An epilogue provides a synopsis of the subsequent turns of events. Instead of justice being served, the prosecutor is mysteriously removed from the case, several key witnesses die under suspicious circumstances, the assassins receive relatively short sentences, the officers receive only administrative reprimands, the deputy's close associates die or are deported and the photojournalist is sent to prison for disclosing official documents. The heads of the government resign after public disapproval, but before elections are carried out, a coup d'état occurs, and the military seize power. They ban modern art, popular music, avant-garde novelists, modern mathematics, classic and modern philosophers and the use of the term "Ζ" (Greek: zíta, or Greek: zi, which is used by protesters against the former government), which refers to the deputy and means: "He lives."
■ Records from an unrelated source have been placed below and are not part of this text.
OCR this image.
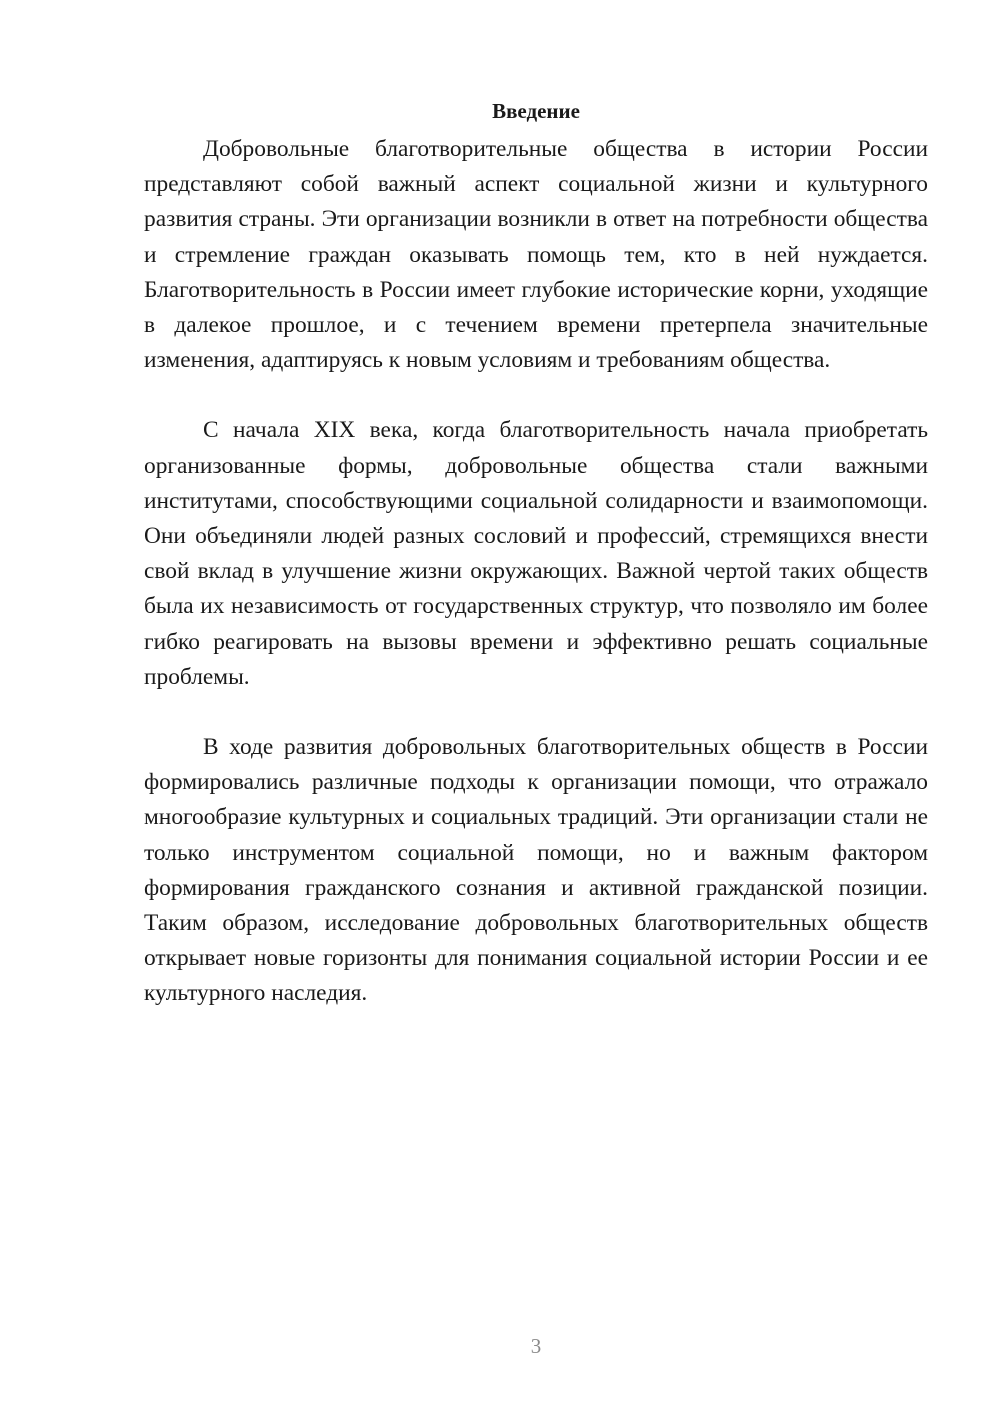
Введение

Добровольные благотворительные общества в истории России представляют собой важный аспект социальной жизни и культурного развития страны. Эти организации возникли в ответ на потребности общества и стремление граждан оказывать помощь тем, кто в ней нуждается. Благотворительность в России имеет глубокие исторические корни, уходящие в далекое прошлое, и с течением времени претерпела значительные изменения, адаптируясь к новым условиям и требованиям общества.

С начала XIX века, когда благотворительность начала приобретать организованные формы, добровольные общества стали важными институтами, способствующими социальной солидарности и взаимопомощи. Они объединяли людей разных сословий и профессий, стремящихся внести свой вклад в улучшение жизни окружающих. Важной чертой таких обществ была их независимость от государственных структур, что позволяло им более гибко реагировать на вызовы времени и эффективно решать социальные проблемы.

В ходе развития добровольных благотворительных обществ в России формировались различные подходы к организации помощи, что отражало многообразие культурных и социальных традиций. Эти организации стали не только инструментом социальной помощи, но и важным фактором формирования гражданского сознания и активной гражданской позиции. Таким образом, исследование добровольных благотворительных обществ открывает новые горизонты для понимания социальной истории России и ее культурного наследия.

3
At the time of release, Chicago Sun-Times film critic Roger Ebert, who named Z the best film of 1969, liked the screenplay and its message, and wrote, "[Z] is a film of our time. It is about how even moral victories are corrupted. It will make you weep and will make you angry. It will tear your guts out…When the Army junta staged its coup in 1967, the right-wing generals and the police chief were cleared of all charges and 'rehabilitated.' Those responsible for unmasking the assassination now became political criminals. These would seem to be completely political events, but the young director Costa-Gavras has told them in a style that is almost unbearably exciting. Z is at the same time a political cry of rage and a brilliant suspense thriller. It even ends in a chase: Not through the streets but through a maze of facts, alibis and official corruption."